Om de perimeter van het gebied waarbinnen de agenten kunnen optreden, te kunnen uitbreiden, wijzigt artikel 2 van het ontwerp artikel 13.1 van de wet van 10 april 1990 tot regeling van de private en bijzondere veiligheid. Tot nog toe beperkte een koninklijk besluit die perimeter, waardoor elke interventie buiten de strikte afbakeningen werd verhinderd.

De minister is van mening dat de perimeter die in het wetsontwerp gedefinieerd wordt, het mogelijk maakt doeltreffender op te treden dan vroeger.

Artikel 4 van het ontwerp past artikel 13.11 van de wet aan om het verzoek tot instemming van de personen met het oog op een identiteitscontrole op te heffen. Overigens worden de gevallen die een identiteitscontrole mogelijk maken, uitgebreid.

Tot slot licht de minister de voorwaarden voor vatting toe. De artikelen 13.15 en 13.16 van de wet worden aangepast om het Vast Comité van toezicht op de politiediensten in staat te stellen dit werk van toezicht op de uitoefening van de bevoegdheden van de veiligheidsagenten voor de nieuwe bevoegdheden te blijven verrichten.

In de algemene bespreking stelt mevrouw Maes stelt vast dat met dit ontwerp op drie domeinen de wet van 10 april 1990 tot regeling van de private en de bijzondere veiligheid wordt uitgebreid: de interventieperimeter, de identiteitscontrole en de mogelijkheid tot vatting. Mevrouw Maes betwijfelt of de bepaling van artikel 13.7 volstaat om de bevoegdheid van het Comité P voldoende duidelijk vast te leggen.

Mevrouw Thibaut is verheugd over de snelle reactie van de regering na de gebeurtenissen van april jongstleden op het openbaar vervoer in Brussel. Zij wil graag details over de middelen van de veiligheidsagenten, de identiteitscontrole en de bevoegde diensten om de identiteit te controleren. Zij is verrast dat men de vattingstijd verhoogt van 30 minuten naar 2 uur. Dat lijkt te wijzen op inefficiëntie van de politiediensten. Zij dient een amendement in om de vattingstijd van twee naar één uur terug te brengen.

Tijdens het debat verklaart de minister dat die vattingstijd van twee uur cumulatief is met de twaalf uur hechtenis door de politiediensten. De Raad van State is het daar niet mee eens en vindt dat de wet duidelijk moet stellen of die twee uur opgeteld moeten worden bij de twaalf uur of niet. Om te garanderen dat deze maatregel in verhouding blijft, dient collega Thibaut een amendement in die zin in.

Hoewel het ontwerp op een aantal punten verder had kunnen gaan, vindt de heer Broers dat het de veiligheid in elk geval zal verhogen. Om die reden zal zijn fractie het ontwerp steunen.
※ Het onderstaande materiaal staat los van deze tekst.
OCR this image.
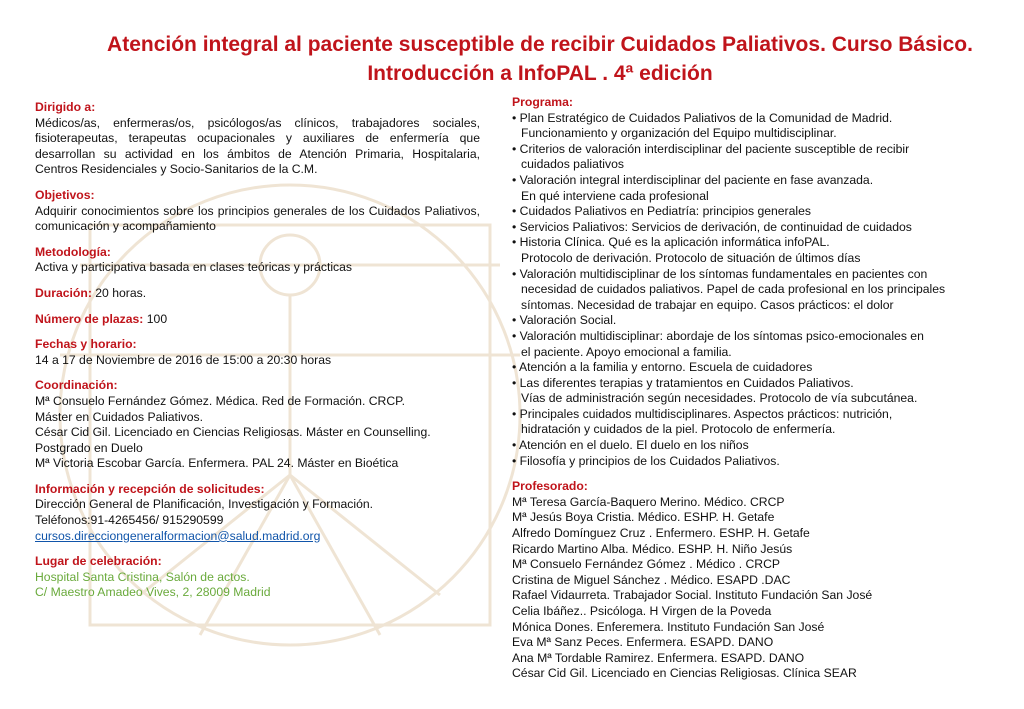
Atención integral al paciente susceptible de recibir Cuidados Paliativos. Curso Básico. Introducción a InfoPAL . 4ª edición
Dirigido a:

Médicos/as, enfermeras/os, psicólogos/as clínicos, trabajadores sociales, fisioterapeutas, terapeutas ocupacionales y auxiliares de enfermería que desarrollan su actividad en los ámbitos de Atención Primaria, Hospitalaria, Centros Residenciales y Socio-Sanitarios de la C.M.

Objetivos:

Adquirir conocimientos sobre los principios generales de los Cuidados Paliativos, comunicación y acompañamiento

Metodología:

Activa y participativa basada en clases teóricas y prácticas

Duración: 20 horas.
Número de plazas: 100
Fechas y horario:

14 a 17 de Noviembre de 2016 de 15:00 a 20:30 horas

Coordinación:

Mª Consuelo Fernández Gómez. Médica. Red de Formación. CRCP.

Máster en Cuidados Paliativos.

César Cid Gil. Licenciado en Ciencias Religiosas. Máster en Counselling.

Postgrado en Duelo

Mª Victoria Escobar García. Enfermera. PAL 24. Máster en Bioética

Información y recepción de solicitudes:

Dirección General de Planificación, Investigación y Formación.

Teléfonos:91-4265456/ 915290599

cursos.direcciongeneralformacion@salud.madrid.org

Lugar de celebración:

Hospital Santa Cristina, Salón de actos.

C/ Maestro Amadeo Vives, 2, 28009 Madrid

Programa:
• Plan Estratégico de Cuidados Paliativos de la Comunidad de Madrid.
Funcionamiento y organización del Equipo multidisciplinar.
• Criterios de valoración interdisciplinar del paciente susceptible de recibir
cuidados paliativos
• Valoración integral interdisciplinar del paciente en fase avanzada.
En qué interviene cada profesional
• Cuidados Paliativos en Pediatría: principios generales
• Servicios Paliativos: Servicios de derivación, de continuidad de cuidados
• Historia Clínica. Qué es la aplicación informática infoPAL.
Protocolo de derivación. Protocolo de situación de últimos días
• Valoración multidisciplinar de los síntomas fundamentales en pacientes con
necesidad de cuidados paliativos. Papel de cada profesional en los principales
síntomas. Necesidad de trabajar en equipo. Casos prácticos: el dolor
• Valoración Social.
• Valoración multidisciplinar: abordaje de los síntomas psico-emocionales en
el paciente. Apoyo emocional a familia.
• Atención a la familia y entorno. Escuela de cuidadores
• Las diferentes terapias y tratamientos en Cuidados Paliativos.
Vías de administración según necesidades. Protocolo de vía subcutánea.
• Principales cuidados multidisciplinares. Aspectos prácticos: nutrición,
hidratación y cuidados de la piel. Protocolo de enfermería.
• Atención en el duelo. El duelo en los niños
• Filosofía y principios de los Cuidados Paliativos.
Profesorado:

Mª Teresa García-Baquero Merino. Médico. CRCP

Mª Jesús Boya Cristia. Médico. ESHP. H. Getafe

Alfredo Domínguez Cruz . Enfermero. ESHP. H. Getafe

Ricardo Martino Alba. Médico. ESHP. H. Niño Jesús

Mª Consuelo Fernández Gómez . Médico . CRCP

Cristina de Miguel Sánchez . Médico. ESAPD .DAC

Rafael Vidaurreta. Trabajador Social. Instituto Fundación San José

Celia Ibáñez.. Psicóloga. H Virgen de la Poveda

Mónica Dones. Enferemera. Instituto Fundación San José

Eva Mª Sanz Peces. Enfermera. ESAPD. DANO

Ana Mª Tordable Ramirez. Enfermera. ESAPD. DANO

César Cid Gil. Licenciado en Ciencias Religiosas. Clínica SEAR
De minister antwoordt dat het Comité P reeds op grond van de huidige wet bevoegd is. Het is wel mogelijk om eventueel een bepaling op te nemen in de toezichtswet van 18 juli 1991 teneinde meer duidelijkheid te verschaffen. Zij vraagt echter dat dit niet in dit ontwerp zou gebeuren.
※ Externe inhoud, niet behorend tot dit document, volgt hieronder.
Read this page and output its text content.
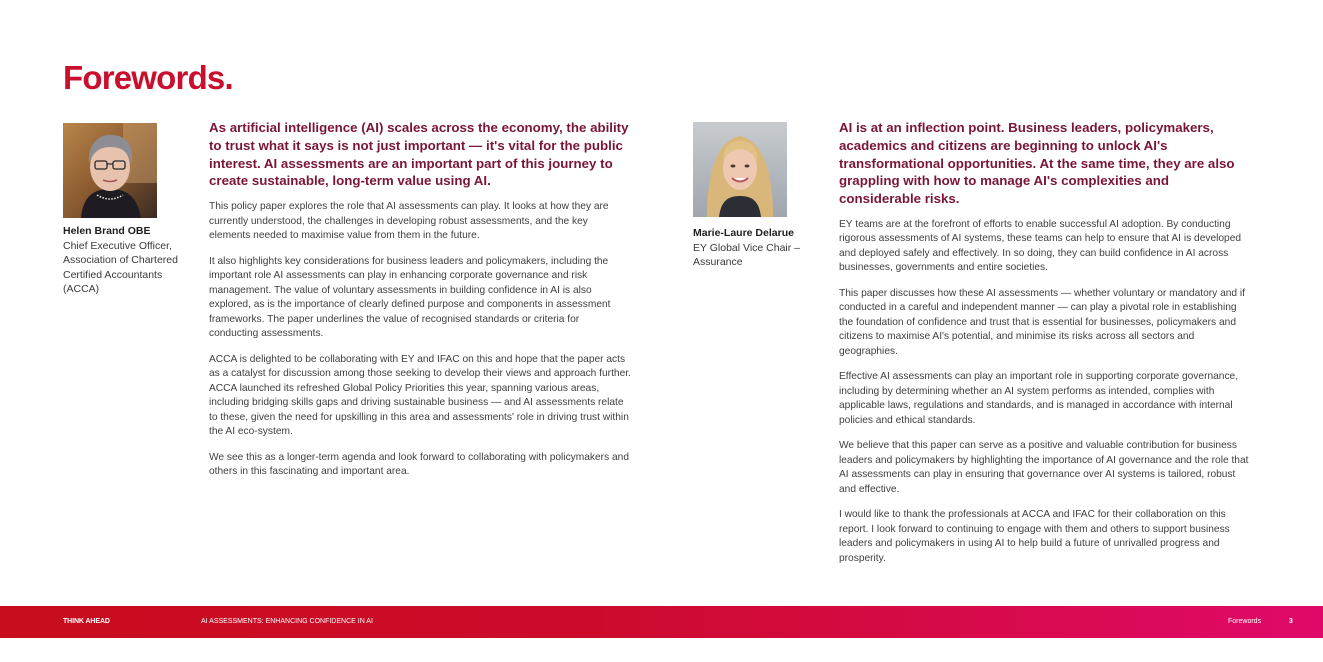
Forewords.
Helen Brand OBE
Chief Executive Officer, Association of Chartered Certified Accountants (ACCA)

As artificial intelligence (AI) scales across the economy, the ability to trust what it says is not just important — it's vital for the public interest. AI assessments are an important part of this journey to create sustainable, long-term value using AI.

This policy paper explores the role that AI assessments can play. It looks at how they are currently understood, the challenges in developing robust assessments, and the key elements needed to maximise value from them in the future.

It also highlights key considerations for business leaders and policymakers, including the important role AI assessments can play in enhancing corporate governance and risk management. The value of voluntary assessments in building confidence in AI is also explored, as is the importance of clearly defined purpose and components in assessment frameworks. The paper underlines the value of recognised standards or criteria for conducting assessments.

ACCA is delighted to be collaborating with EY and IFAC on this and hope that the paper acts as a catalyst for discussion among those seeking to develop their views and approach further. ACCA launched its refreshed Global Policy Priorities this year, spanning various areas, including bridging skills gaps and driving sustainable business — and AI assessments relate to these, given the need for upskilling in this area and assessments' role in driving trust within the AI eco-system.

We see this as a longer-term agenda and look forward to collaborating with policymakers and others in this fascinating and important area.

Marie-Laure Delarue
EY Global Vice Chair – Assurance

AI is at an inflection point. Business leaders, policymakers, academics and citizens are beginning to unlock AI's transformational opportunities. At the same time, they are also grappling with how to manage AI's complexities and considerable risks.

EY teams are at the forefront of efforts to enable successful AI adoption. By conducting rigorous assessments of AI systems, these teams can help to ensure that AI is developed and deployed safely and effectively. In so doing, they can build confidence in AI across businesses, governments and entire societies.

This paper discusses how these AI assessments — whether voluntary or mandatory and if conducted in a careful and independent manner — can play a pivotal role in establishing the foundation of confidence and trust that is essential for businesses, policymakers and citizens to maximise AI's potential, and minimise its risks across all sectors and geographies.

Effective AI assessments can play an important role in supporting corporate governance, including by determining whether an AI system performs as intended, complies with applicable laws, regulations and standards, and is managed in accordance with internal policies and ethical standards.

We believe that this paper can serve as a positive and valuable contribution for business leaders and policymakers by highlighting the importance of AI governance and the role that AI assessments can play in ensuring that governance over AI systems is tailored, robust and effective.

I would like to thank the professionals at ACCA and IFAC for their collaboration on this report. I look forward to continuing to engage with them and others to support business leaders and policymakers in using AI to help build a future of unrivalled progress and prosperity.

THINK AHEAD	AI ASSESSMENTS: ENHANCING CONFIDENCE IN AI	Forewords	3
De minister antwoordt dat het ontwerp geen andere middelen ter beschikking stelt dan die welke de veiligheidsagenten van de vervoermaatschappijen nu gebruiken. Om praktische redenen is het soms moeilijk voor de politiediensten om binnen 30 minuten ter plaatse te zijn. Er zullen wel samenwerkingsprotocollen tussen de spoorwegpolitie of de lokale politie en de vervoermaatschappijen komen teneinde zo kort mogelijke interventietermijnen te bepalen.
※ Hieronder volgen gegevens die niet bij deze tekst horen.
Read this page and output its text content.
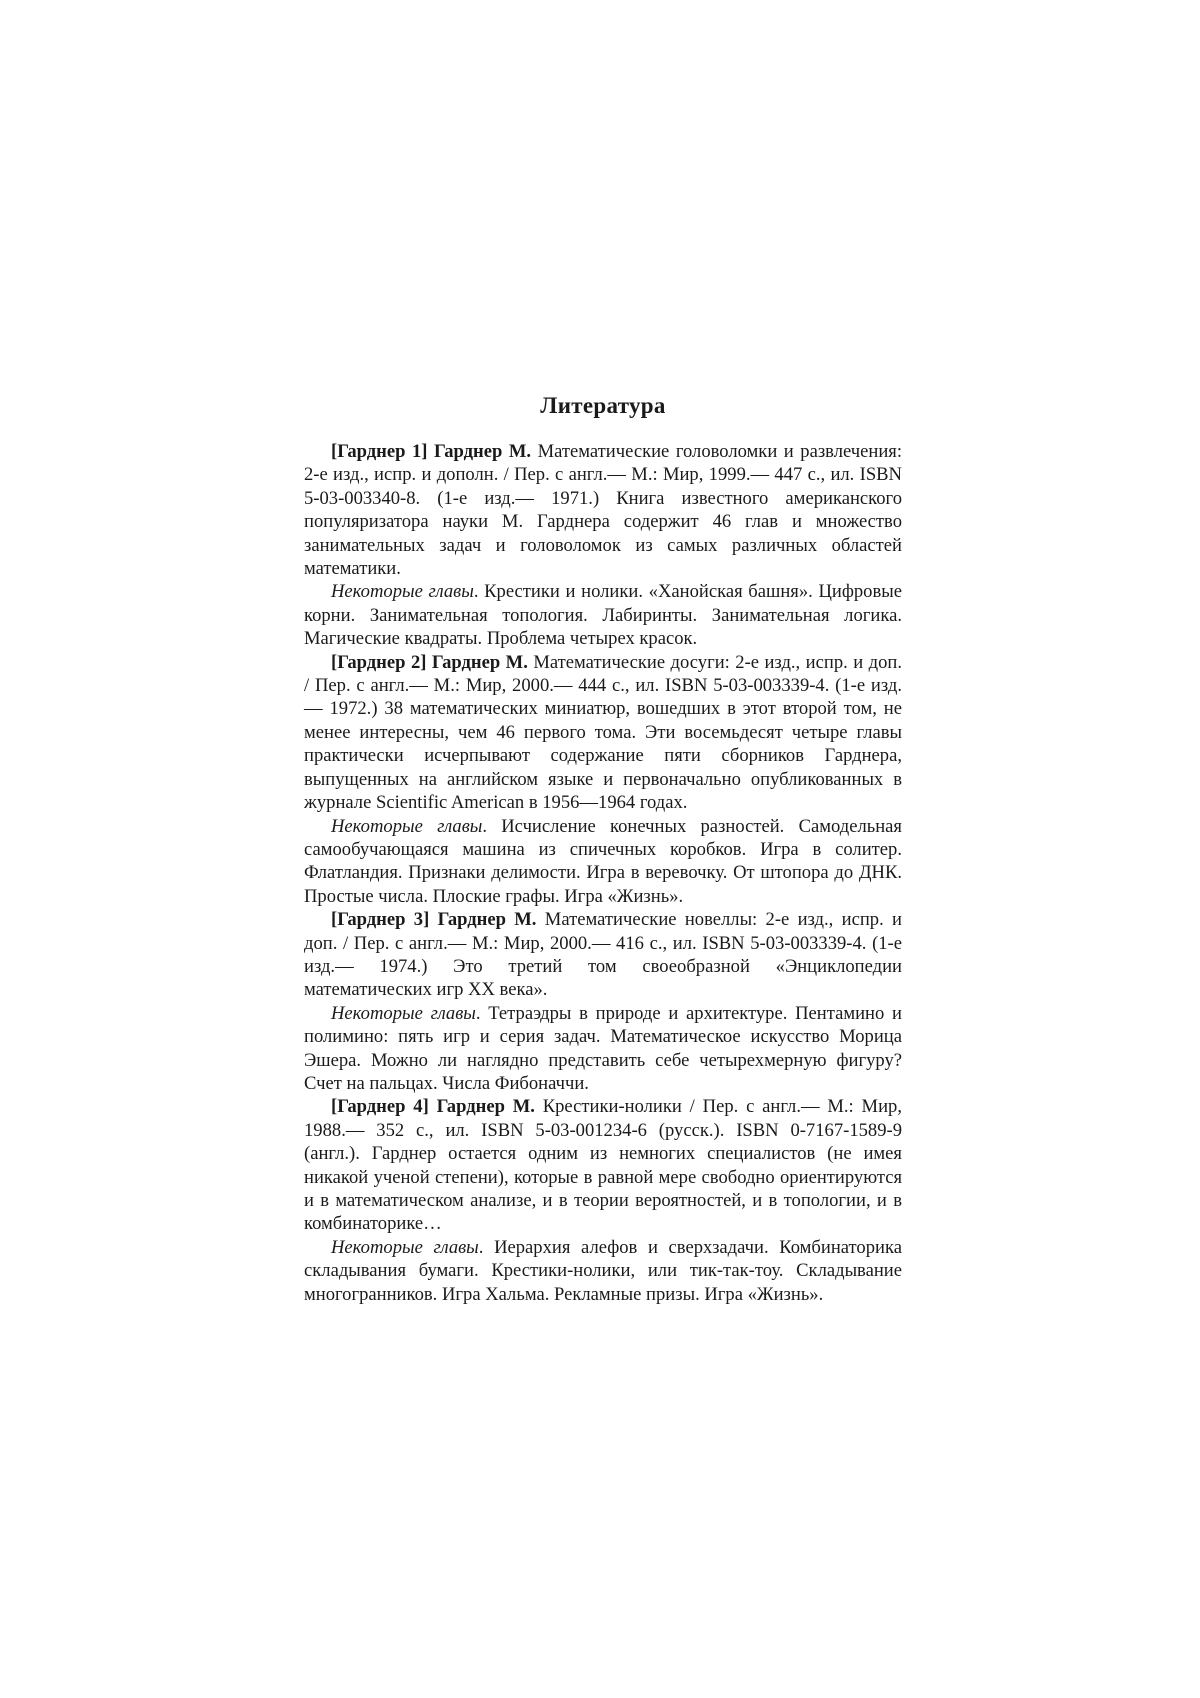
Литература

[Гарднер 1] Гарднер М. Математические головоломки и развлечения: 2-е изд., испр. и дополн. / Пер. с англ.— М.: Мир, 1999.— 447 с., ил. ISBN 5-03-003340-8. (1-е изд.— 1971.) Книга известного американского популяризатора науки М. Гарднера содержит 46 глав и множество занимательных задач и головоломок из самых различных областей математики.

Некоторые главы. Крестики и нолики. «Ханойская башня». Цифровые корни. Занимательная топология. Лабиринты. Занимательная логика. Магические квадраты. Проблема четырех красок.

[Гарднер 2] Гарднер М. Математические досуги: 2-е изд., испр. и доп. / Пер. с англ.— М.: Мир, 2000.— 444 с., ил. ISBN 5-03-003339-4. (1-е изд.— 1972.) 38 математических миниатюр, вошедших в этот второй том, не менее интересны, чем 46 первого тома. Эти восемьдесят четыре главы практически исчерпывают содержание пяти сборников Гарднера, выпущенных на английском языке и первоначально опубликованных в журнале Scientific American в 1956—1964 годах.

Некоторые главы. Исчисление конечных разностей. Самодельная самообучающаяся машина из спичечных коробков. Игра в солитер. Флатландия. Признаки делимости. Игра в веревочку. От штопора до ДНК. Простые числа. Плоские графы. Игра «Жизнь».

[Гарднер 3] Гарднер М. Математические новеллы: 2-е изд., испр. и доп. / Пер. с англ.— М.: Мир, 2000.— 416 с., ил. ISBN 5-03-003339-4. (1-е изд.— 1974.) Это третий том своеобразной «Энциклопедии математических игр XX века».

Некоторые главы. Тетраэдры в природе и архитектуре. Пентамино и полимино: пять игр и серия задач. Математическое искусство Морица Эшера. Можно ли наглядно представить себе четырехмерную фигуру? Счет на пальцах. Числа Фибоначчи.

[Гарднер 4] Гарднер М. Крестики-нолики / Пер. с англ.— М.: Мир, 1988.— 352 с., ил. ISBN 5-03-001234-6 (русск.). ISBN 0-7167-1589-9 (англ.). Гарднер остается одним из немногих специалистов (не имея никакой ученой степени), которые в равной мере свободно ориентируются и в математическом анализе, и в теории вероятностей, и в топологии, и в комбинаторике…

Некоторые главы. Иерархия алефов и сверхзадачи. Комбинаторика складывания бумаги. Крестики-нолики, или тик-так-тоу. Складывание многогранников. Игра Хальма. Рекламные призы. Игра «Жизнь».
De Raad van State heeft geen bezwaren geuit tegen deze termijn van twee uur wanneer het strafbare of criminele feiten betreft, of handelingen die de persoon zelf of andere passagiers ernstig in gevaar kunnen brengen. In het geval van een persoon die weigert zich te identificeren, blijft de vattingstermijn 30 minuten.

De minister bevestigt dat de twee vattingstermijnen - 2 uur voor vatting door veiligheidsagenten en 12 uur door de politie - niet cumuleerbaar zijn en dat ze afzonderlijk moeten worden toegepast.

Ten slotte herinnert de minister eraan dat de toepassing van de wet na een jaar geëvalueerd zal worden.

Het amendement van mevrouw Thibaut wordt verworpen met 8 stemmen tegen 1. Het wetsontwerp in zijn geheel wordt aangenomen met 8 stemmen en 1 onthouding.

-De algemene bespreking is gesloten.